Below are some readings for further exploration: (You can find more resources in Google Scholar)
Documentary
The Opposite of Dying tells the story of my friend Tang, who has lived alone in a cave in the mountains for years with almost no money, and now dreams of becoming a successful entrepreneur. The documentary is an official selection at Sheffield DocFest 2025. You can read a short media piece about me in The Transmitter, which shares how I make my documentaries and what I’ve learned from filming people as a cognitive scientist who usually works with data and numbers. Here is a blog post about my experience presenting the documentary at Sheffield DocFest as an amateur.
Interactive Media Art/Science Communication/Writings
I attended the NYU ITP (Interactive Telecommunications Program) Summer Camp in 2025, where I collaborated with artist Iris E. Fernández Valdés to use creative coding to transform my poem Life Is a Subway Tunnel into a digital video poem. The work was exhibited in After Hours, organized by Accent Sister Studio.

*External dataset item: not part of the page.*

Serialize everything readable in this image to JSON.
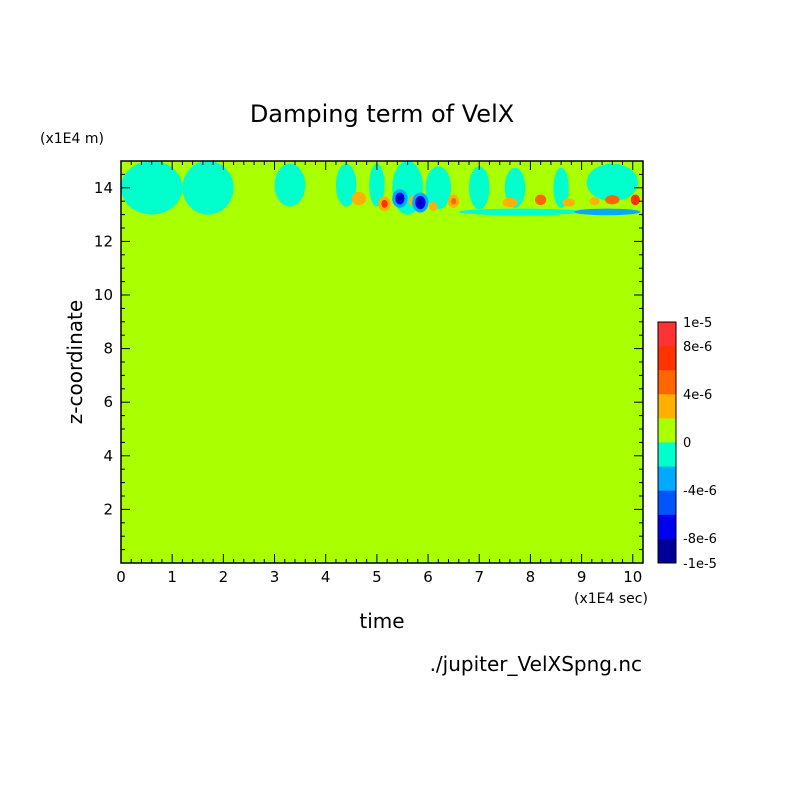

I am also passionate about playful approaches to science communication. Inspired by interactive media art, I designed a summer course—Playful Communication of Psychology, Cognitive Science, and Neuroscience—for Veritas China, a non-profit for Chinese high school and college students. In this interdisciplinary course, students learned tools such as digital game platforms and creative coding techniques to invent their own ways of communicating scientific stories. You can explore their work collection. I also experimented with a video to share my own research findings in a playful way. I also keep a writing collection on my WeChat public account, 佩佩的采思集. It began with popular science blogs, but over time, it has grown into a space for portraits, interviews, and reflections on life—capturing both the stories I encounter and the ways they shape me.